Only an initial treatment of the ore is possible in DRC at present. It results in an intermediary product composed mainly of hydroxide with a cobalt content of between 20 and 40 percent.
"The DRC does not export finished products that are ready to be used by Apple, Samsung and the other big battery users in the world," said economist and activist Florent Musha.
"It exports a mineral product which is in the process of being treated."
Eighty percent of the country's production heads to China from the ports of Dar es Salaam in Tanzania and Cape Town in South Africa. In China, the metal is refined, by about a dozen companies.
The sector has attracted widespread criticism for the use of child labour, hazardous working conditions, corruption and theft The largest producers include Jinchuan Nonferrous Metals Corp., Huayou Cobalt, Jiangsu Cobalt Nickel Metal and Shenzhen Green Eco-manufacture Hi-tech which each have annual refined cobalt production capacities of over 7,000 metric tonnes.
"The production of refined cobalt in China has grown 20 percent.
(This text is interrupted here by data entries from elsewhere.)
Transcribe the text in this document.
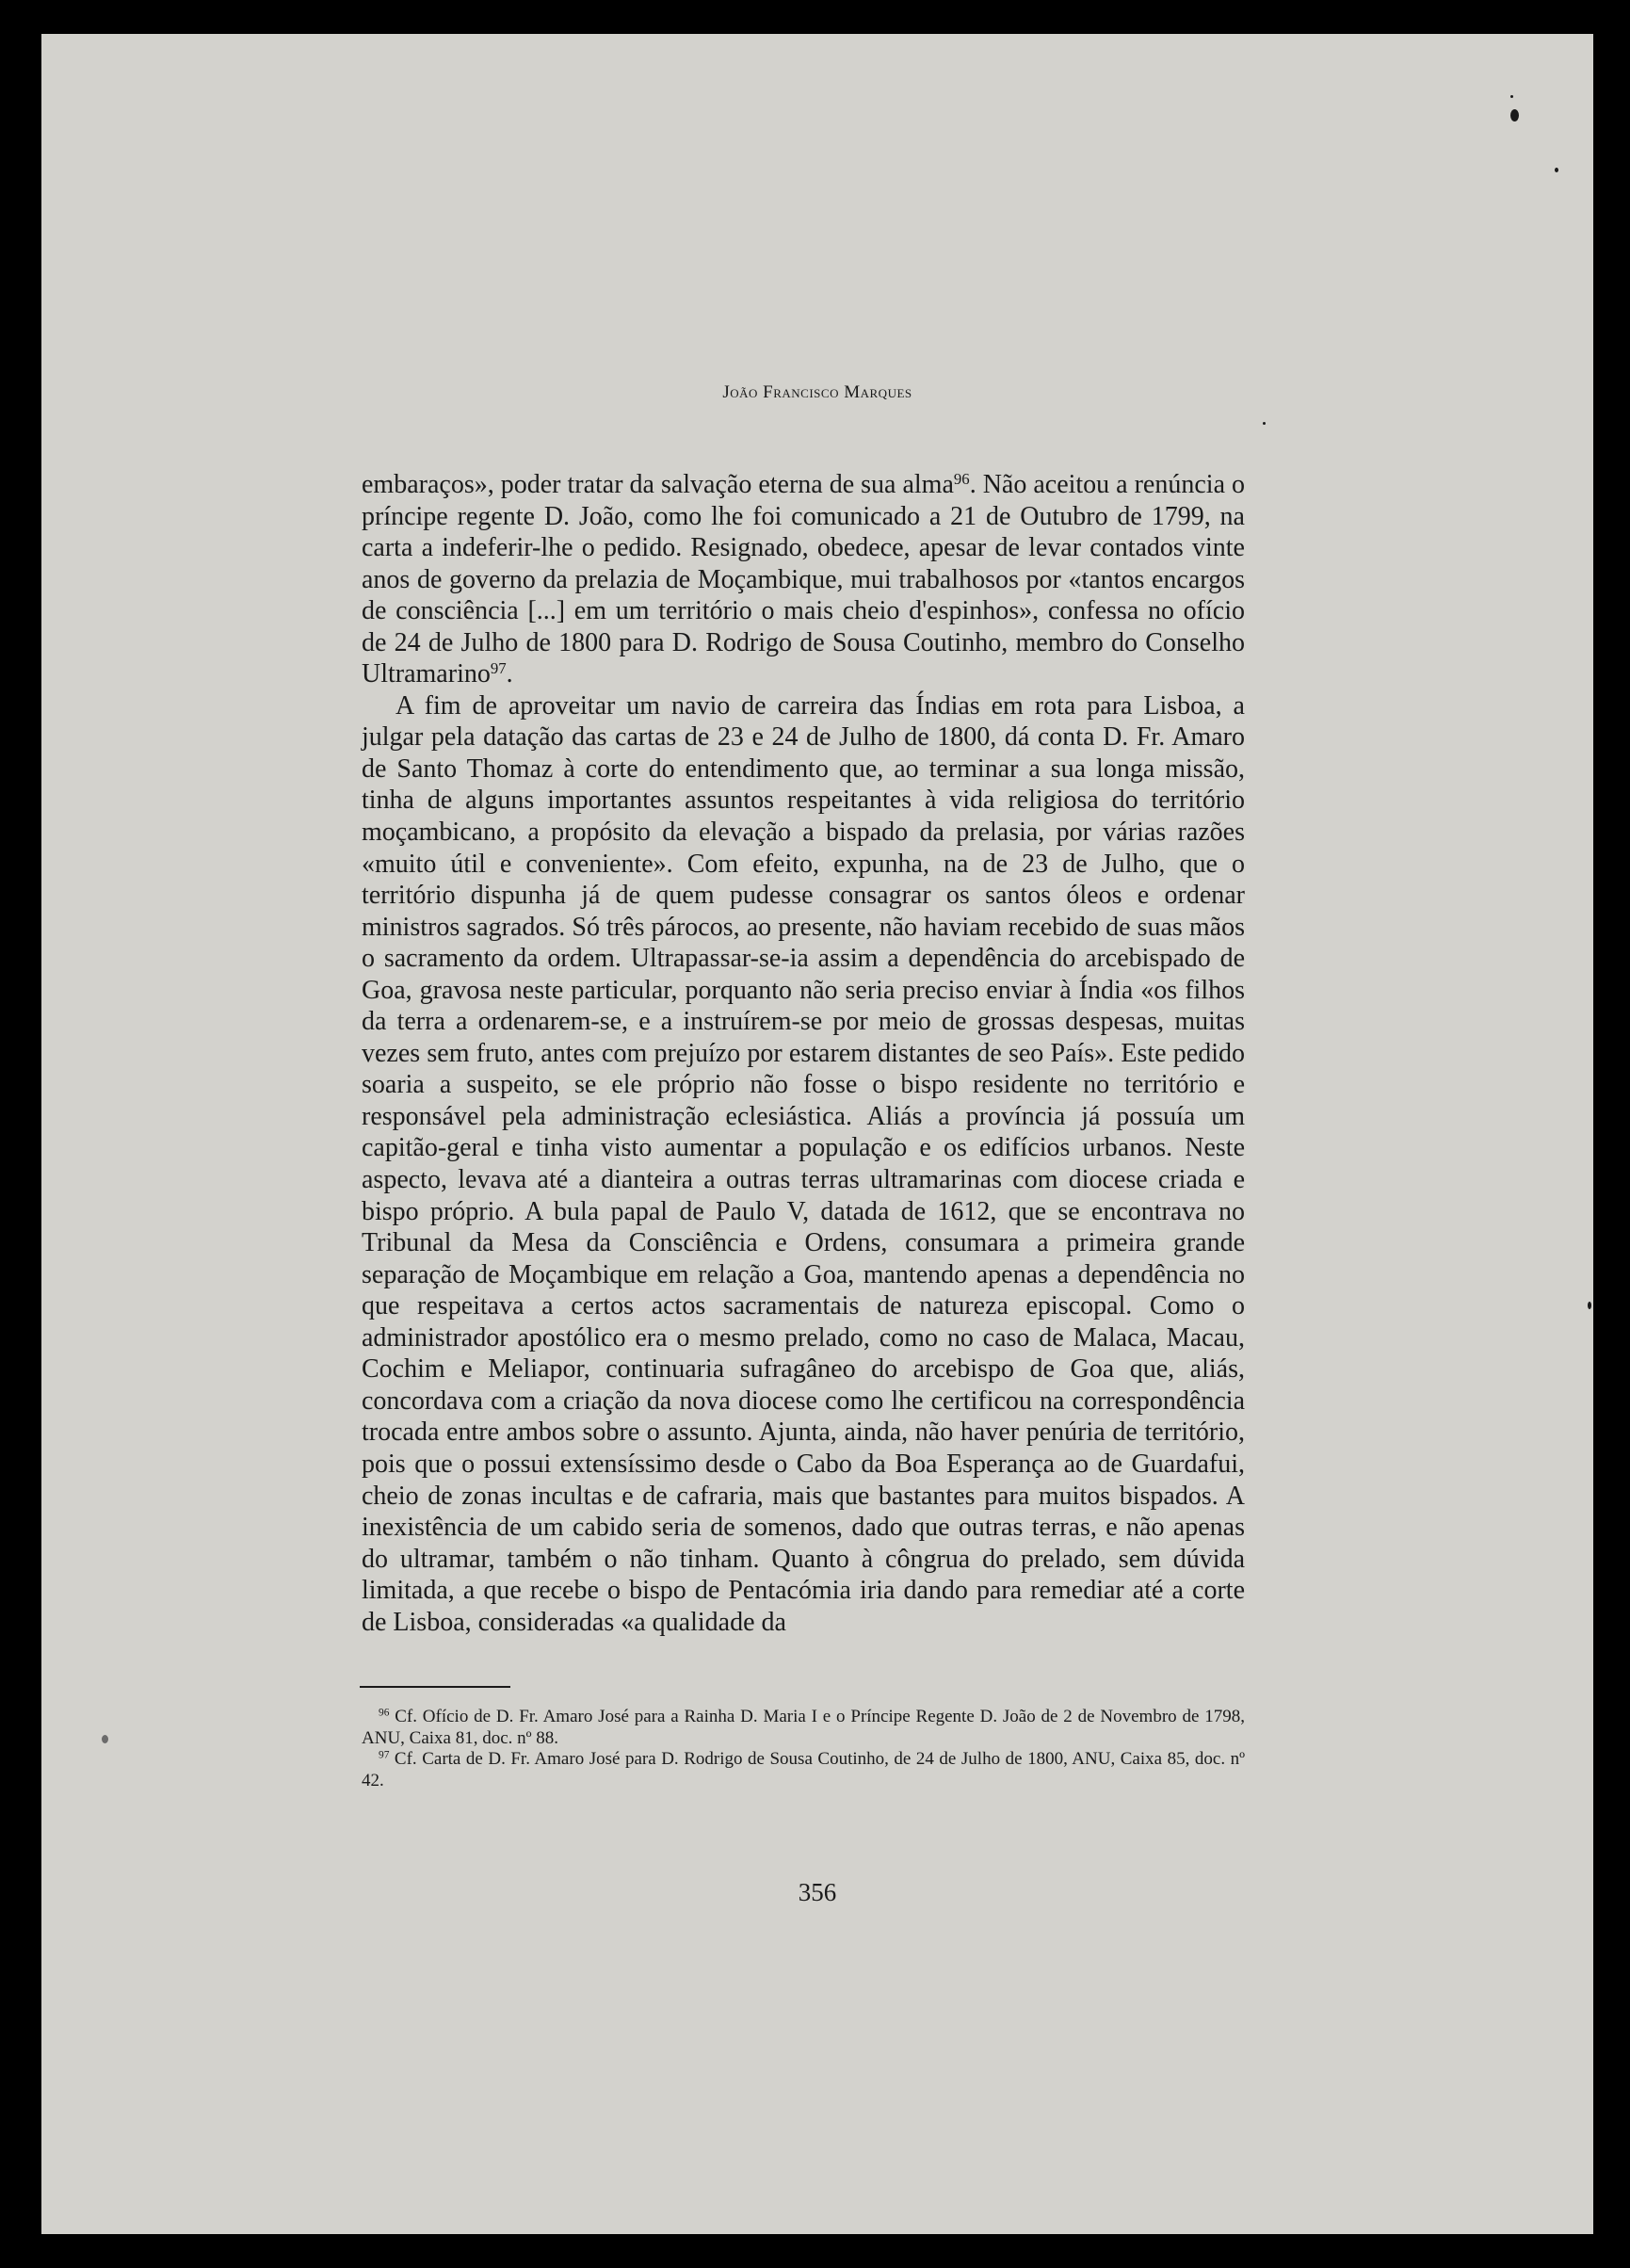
João Francisco Marques

embaraços», poder tratar da salvação eterna de sua alma$^{96}$. Não aceitou a renúncia o príncipe regente D. João, como lhe foi comunicado a 21 de Outubro de 1799, na carta a indeferir-lhe o pedido. Resignado, obedece, apesar de levar contados vinte anos de governo da prelazia de Moçambique, mui trabalhosos por «tantos encargos de consciência [...] em um território o mais cheio d'espinhos», confessa no ofício de 24 de Julho de 1800 para D. Rodrigo de Sousa Coutinho, membro do Conselho Ultramarino$^{97}$.

A fim de aproveitar um navio de carreira das Índias em rota para Lisboa, a julgar pela datação das cartas de 23 e 24 de Julho de 1800, dá conta D. Fr. Amaro de Santo Thomaz à corte do entendimento que, ao terminar a sua longa missão, tinha de alguns importantes assuntos respeitantes à vida religiosa do território moçambicano, a propósito da elevação a bispado da prelasia, por várias razões «muito útil e conveniente». Com efeito, expunha, na de 23 de Julho, que o território dispunha já de quem pudesse consagrar os santos óleos e ordenar ministros sagrados. Só três párocos, ao presente, não haviam recebido de suas mãos o sacramento da ordem. Ultrapassar-se-ia assim a dependência do arcebispado de Goa, gravosa neste particular, porquanto não seria preciso enviar à Índia «os filhos da terra a ordenarem-se, e a instruírem-se por meio de grossas despesas, muitas vezes sem fruto, antes com prejuízo por estarem distantes de seo País». Este pedido soaria a suspeito, se ele próprio não fosse o bispo residente no território e responsável pela administração eclesiástica. Aliás a província já possuía um capitão-geral e tinha visto aumentar a população e os edifícios urbanos. Neste aspecto, levava até a dianteira a outras terras ultramarinas com diocese criada e bispo próprio. A bula papal de Paulo V, datada de 1612, que se encontrava no Tribunal da Mesa da Consciência e Ordens, consumara a primeira grande separação de Moçambique em relação a Goa, mantendo apenas a dependência no que respeitava a certos actos sacramentais de natureza episcopal. Como o administrador apostólico era o mesmo prelado, como no caso de Malaca, Macau, Cochim e Meliapor, continuaria sufragâneo do arcebispo de Goa que, aliás, concordava com a criação da nova diocese como lhe certificou na correspondência trocada entre ambos sobre o assunto. Ajunta, ainda, não haver penúria de território, pois que o possui extensíssimo desde o Cabo da Boa Esperança ao de Guardafui, cheio de zonas incultas e de cafraria, mais que bastantes para muitos bispados. A inexistência de um cabido seria de somenos, dado que outras terras, e não apenas do ultramar, também o não tinham. Quanto à côngrua do prelado, sem dúvida limitada, a que recebe o bispo de Pentacómia iria dando para remediar até a corte de Lisboa, consideradas «a qualidade da

$^{96}$ Cf. Ofício de D. Fr. Amaro José para a Rainha D. Maria I e o Príncipe Regente D. João de 2 de Novembro de 1798, ANU, Caixa 81, doc. nº 88.

$^{97}$ Cf. Carta de D. Fr. Amaro José para D. Rodrigo de Sousa Coutinho, de 24 de Julho de 1800, ANU, Caixa 85, doc. nº 42.

356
At 62,000 tonnes, it accounts for 60 percent of global output," Darton Commodities said.
Benefits?
But how much do the people of Congo benefit from the boom?
"Today the world's biggest seller of cobalt is China," said Congolese economist Musha. "The product clearly does not benefit the Congolese economy."
The cobalt sector has attracted widespread criticism from NGOs for use of child labour, hazardous working conditions, corruption and theft.
Artisanal miners accounted for between 14 to 16 percent of the 80,800 tonnes of cobalt mined in the country last year, according to the London-based Darton Commodities, a specialist firm dealing in the metal.
The DRC would like to refine its minerals but has run into problems, notably infrastructural glitches like erratic power supplies.
There is some prospect of change.
The government last year signalled its intention to reform its 2002 mining code, which was seen as favouring foreign investors at the expense of the local economy.
It wants to ensure the repatriation of at least 40 percent of the revenue of minerals sold for export, and increase the fiscal take from "strategic minerals."
At present, the state levies a tax of two percent on non-ferrous metals—copper and cobalt—which is based on the value of sales, from which some costs are deducted.
The current draft of the revised plan—now in the hands of President Joseph Kabila—sees this rising to 10 percent.
Shareholders in big mining corporations with interests in DRC have written to Kabila to express their concern, hoping that this version of the law will be revised, according to industry sources in Kinshasa.